In the book Geometric Nonlinear Functional Analysis by Y.Benyamini and J.Lindenstrauss, in Theorem 14.2 (page 343), due to Figiel, the authors prove that a certain operator has norm $1$.
This operator $T\colon F\rightarrow E$, where $E$ is a finite dimensional Banach space and $F$ is an arbitrary Banach space, has the following properties:
- It is linear and surjective.
- There exists $f:E\rightarrow F$ isometry (nonlinear) such that $f(0)=0$ and $T\circ f=\text{Id}_E$.
- There exists a norm dense subset $D$ of the unit sphere $S_E\subset E$ such that if a point $y\in F$ verifies $Ty\in D$, then $\|y\|\geq 1$.
From property (2) it is clear that the norm of $T$ is bigger than $1$. To prove the other inequality the authors argue that it follows from (1) and (3). However I'm not able to prove this.
I am only able to prove that if $y\in F$ is such that $Ty\in D$, then $\|Ty\|\leq \|y\|$ (this is trivial since $D$ is a subset of $S_E$, so $1=\|Ty\|$ and by $(3)$ we have $\|y\|\leq 1$).
I tried by contradiction, supposing that there exists $h\in S_F$ such that $\|Th\|=K>1$ and then approximating $T(\frac{h}{K})\in S_E$ by a point $Ty\in D$ (here we use $T$ is surjective), but I'm not able to produce a contradiction. Any suggestion would be greatly appreciated.
It is clear that if we could replace condition $3$ with the same condition but with $D = S_E$ we would be done, so let's try to do that.
First, observe that condition $1$ together with the open mapping theorem implies that $T$ is an open map. Equivalently, there is some fixed constant $M$ such that for every $y \in E$, there is an $x \in E$ with $Tx = y$ and $\|x\| \leq M \|y\|$.
Suppose $Ty \in S_E$ so that we aim to show that $\|y\| \geq 1$. Pick $z \in D$ (where here $D$ is our original dense set and not all of $S_E$) such that $\|Ty - z\|< \varepsilon$.

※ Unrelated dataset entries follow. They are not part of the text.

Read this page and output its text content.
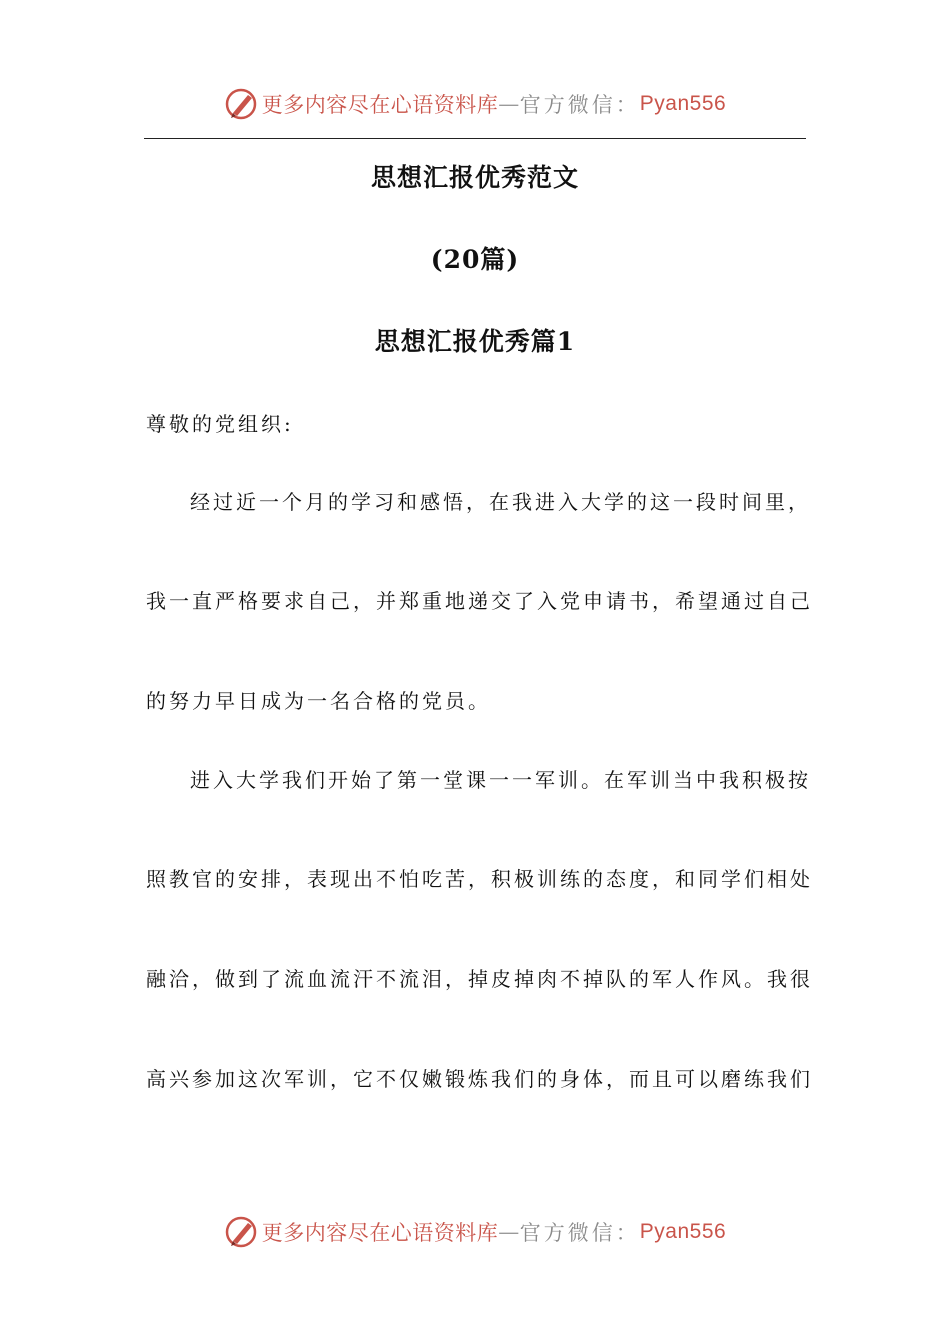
更多内容尽在心语资料库 — 官方微信： Pyan556
思想汇报优秀范文
(20篇)
思想汇报优秀篇1
尊敬的党组织:
经过近一个月的学习和感悟，在我进入大学的这一段时间里，
我一直严格要求自己，并郑重地递交了入党申请书，希望通过自己
的努力早日成为一名合格的党员。
进入大学我们开始了第一堂课一一军训。在军训当中我积极按
照教官的安排，表现出不怕吃苦，积极训练的态度，和同学们相处
融洽，做到了流血流汗不流泪，掉皮掉肉不掉队的军人作风。我很
高兴参加这次军训，它不仅嫩锻炼我们的身体，而且可以磨练我们
更多内容尽在心语资料库 — 官方微信： Pyan556
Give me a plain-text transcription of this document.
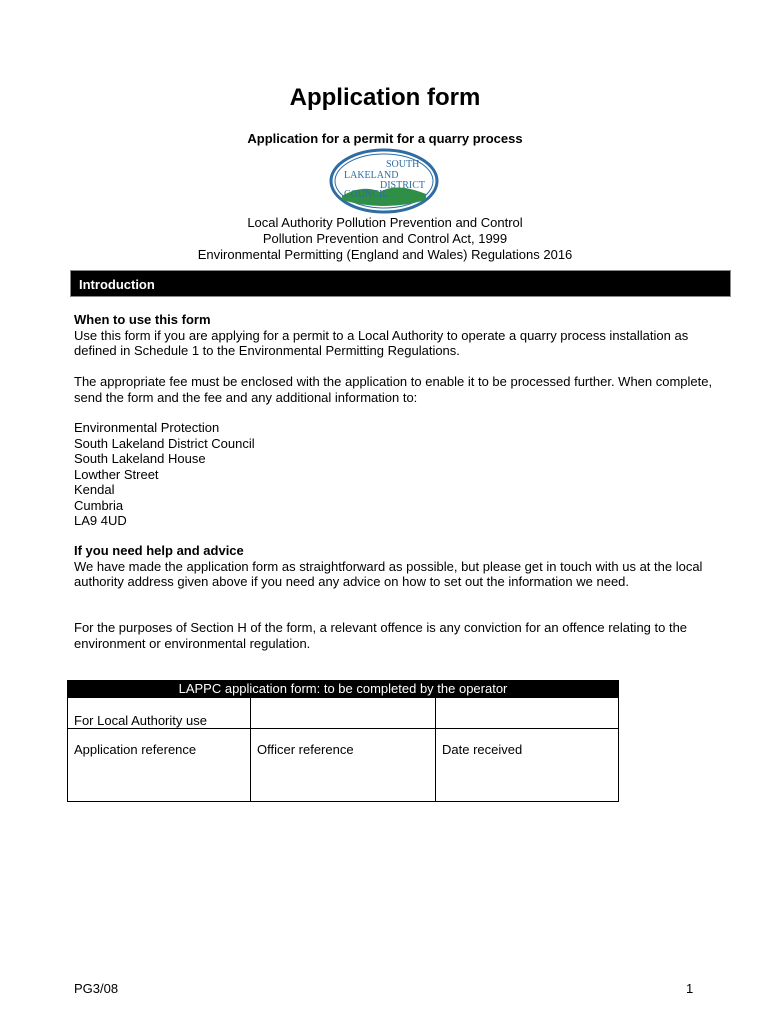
Application form
Application for a permit for a quarry process
SOUTH
LAKELAND
DISTRICT
COUNCIL
Local Authority Pollution Prevention and Control
Pollution Prevention and Control Act, 1999
Environmental Permitting (England and Wales) Regulations 2016
Introduction

When to use this form

Use this form if you are applying for a permit to a Local Authority to operate a quarry process installation as defined in Schedule 1 to the Environmental Permitting Regulations.

The appropriate fee must be enclosed with the application to enable it to be processed further. When complete, send the form and the fee and any additional information to:

Environmental Protection
South Lakeland District Council
South Lakeland House
Lowther Street
Kendal
Cumbria
LA9 4UD

If you need help and advice

We have made the application form as straightforward as possible, but please get in touch with us at the local authority address given above if you need any advice on how to set out the information we need.

For the purposes of Section H of the form, a relevant offence is any conviction for an offence relating to the environment or environmental regulation.

LAPPC application form: to be completed by the operator		
For Local Authority use		
Application reference	Officer reference	Date received
PG3/08	1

Then there is an $x$ such that $Tx = Ty - z$ and $$\|x\| \leq M \|Ty - z\| < M \varepsilon$$ Note that $T(y-x) = z \in D$ so that $\|y-x\| \geq 1$ by condition $3$. We can now combine our estimates. Indeed, we have $$1 - M\varepsilon \leq \|y-x\| - \|x\| \leq \|y\|.$$ Since $\varepsilon$ is arbitrary, we can send it to $0$ to conclude that $\|y\| \geq 1$.